Oxford University Press, Human Molecular Genetics, 11(20), p. 2182-2194, 2011
DOI: 10.1093/hmg/ddr106
Full text: Unavailable
Nephrin (NPHS1) has been described as an important structural protein of kidney podocytes. Mutations in this gene lead to the Finnish-type congenital nephrotic syndrome. More recently, a role of nephrin as a signalling molecule in kidney podocytes has been identified. Here, we show that nephrin not only has a function in kidney podocytes, but is also required for cardiovascular development. Nephrin is expressed in the epicardium and coronary vessels during human and mouse embryonic development. Nephrin knockout embryos showed abnormal epicardial cell morphology and, at later stages of development, a reduced number of coronary vessels due to increased apoptosis, and in addition, cardiac fibrosis. Connexin 43, which is required for coronary vessel formation, was downregulated in nephrin knockout embryos. Expression of the p75NTR neurotrophin receptor, a known mediator of apoptosis, was increased in mutants.
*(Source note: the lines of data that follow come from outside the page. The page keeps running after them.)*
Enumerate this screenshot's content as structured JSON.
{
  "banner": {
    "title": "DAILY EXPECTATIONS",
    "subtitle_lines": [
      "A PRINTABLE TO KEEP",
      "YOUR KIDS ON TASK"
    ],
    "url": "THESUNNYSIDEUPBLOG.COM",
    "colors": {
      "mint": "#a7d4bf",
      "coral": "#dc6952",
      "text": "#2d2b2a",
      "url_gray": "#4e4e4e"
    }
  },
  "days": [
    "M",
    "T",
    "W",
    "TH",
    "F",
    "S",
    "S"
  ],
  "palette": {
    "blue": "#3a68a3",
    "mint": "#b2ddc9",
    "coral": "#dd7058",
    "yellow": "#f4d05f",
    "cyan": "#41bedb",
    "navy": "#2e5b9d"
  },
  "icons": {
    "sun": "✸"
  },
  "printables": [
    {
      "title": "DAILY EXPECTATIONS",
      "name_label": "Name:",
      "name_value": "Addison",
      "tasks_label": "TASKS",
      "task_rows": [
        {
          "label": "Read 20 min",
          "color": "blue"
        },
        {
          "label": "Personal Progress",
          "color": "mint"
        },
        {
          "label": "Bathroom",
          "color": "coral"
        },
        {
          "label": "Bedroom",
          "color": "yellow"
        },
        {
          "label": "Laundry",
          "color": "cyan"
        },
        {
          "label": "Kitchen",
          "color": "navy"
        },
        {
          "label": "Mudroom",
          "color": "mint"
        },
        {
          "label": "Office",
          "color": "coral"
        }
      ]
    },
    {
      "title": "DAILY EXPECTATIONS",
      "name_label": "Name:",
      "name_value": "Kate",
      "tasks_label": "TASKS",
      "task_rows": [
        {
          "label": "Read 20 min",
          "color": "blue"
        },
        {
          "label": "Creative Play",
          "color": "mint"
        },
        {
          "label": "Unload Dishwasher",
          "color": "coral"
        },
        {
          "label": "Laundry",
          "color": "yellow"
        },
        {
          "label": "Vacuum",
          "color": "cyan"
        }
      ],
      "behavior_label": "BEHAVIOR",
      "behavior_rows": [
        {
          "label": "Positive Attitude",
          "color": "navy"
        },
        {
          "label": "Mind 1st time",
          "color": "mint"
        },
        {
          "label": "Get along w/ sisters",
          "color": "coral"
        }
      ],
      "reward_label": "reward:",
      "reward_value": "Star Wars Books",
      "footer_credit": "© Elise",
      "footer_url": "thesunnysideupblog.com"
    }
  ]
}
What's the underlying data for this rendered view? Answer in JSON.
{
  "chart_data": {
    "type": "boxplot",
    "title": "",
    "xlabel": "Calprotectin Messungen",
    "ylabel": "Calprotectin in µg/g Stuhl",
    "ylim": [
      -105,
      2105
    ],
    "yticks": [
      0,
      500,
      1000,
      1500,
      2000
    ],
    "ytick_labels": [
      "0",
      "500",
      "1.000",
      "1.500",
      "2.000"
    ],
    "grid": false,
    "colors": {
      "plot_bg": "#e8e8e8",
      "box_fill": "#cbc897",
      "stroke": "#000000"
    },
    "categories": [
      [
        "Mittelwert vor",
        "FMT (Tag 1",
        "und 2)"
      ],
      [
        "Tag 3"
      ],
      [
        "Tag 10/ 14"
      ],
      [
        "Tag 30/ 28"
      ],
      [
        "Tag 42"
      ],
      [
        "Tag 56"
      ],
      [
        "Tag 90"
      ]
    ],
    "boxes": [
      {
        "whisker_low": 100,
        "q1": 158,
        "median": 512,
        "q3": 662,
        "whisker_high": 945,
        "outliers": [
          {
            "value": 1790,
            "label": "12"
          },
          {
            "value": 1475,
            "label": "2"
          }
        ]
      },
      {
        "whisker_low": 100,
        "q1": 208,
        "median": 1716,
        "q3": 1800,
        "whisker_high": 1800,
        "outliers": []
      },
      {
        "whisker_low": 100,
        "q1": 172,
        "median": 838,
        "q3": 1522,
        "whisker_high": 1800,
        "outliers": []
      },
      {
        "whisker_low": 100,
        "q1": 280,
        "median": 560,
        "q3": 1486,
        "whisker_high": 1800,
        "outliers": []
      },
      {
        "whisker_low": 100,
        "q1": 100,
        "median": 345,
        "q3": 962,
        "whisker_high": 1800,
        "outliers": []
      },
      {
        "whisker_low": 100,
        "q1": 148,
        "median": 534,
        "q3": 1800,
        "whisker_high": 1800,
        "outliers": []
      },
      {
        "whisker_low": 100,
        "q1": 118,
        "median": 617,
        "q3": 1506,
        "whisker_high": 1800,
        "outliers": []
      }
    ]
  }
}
Furthermore, co-immunoprecipitation studies demonstrated a direct interaction of nephrin with p75NTR. Primary nephrin-deficient cardiac cells showed a 5-fold higher rate of apoptosis in response to progenitor of nerve growth factor compared with wild-type cells, which could be rescued by RNAi against p75NTR. Taken together, our data demonstrate that nephrin directly interacts with p75NTR and reveal an important role for nephrin in murine cardiac development by permitting survival of cardiovascular progenitor cells.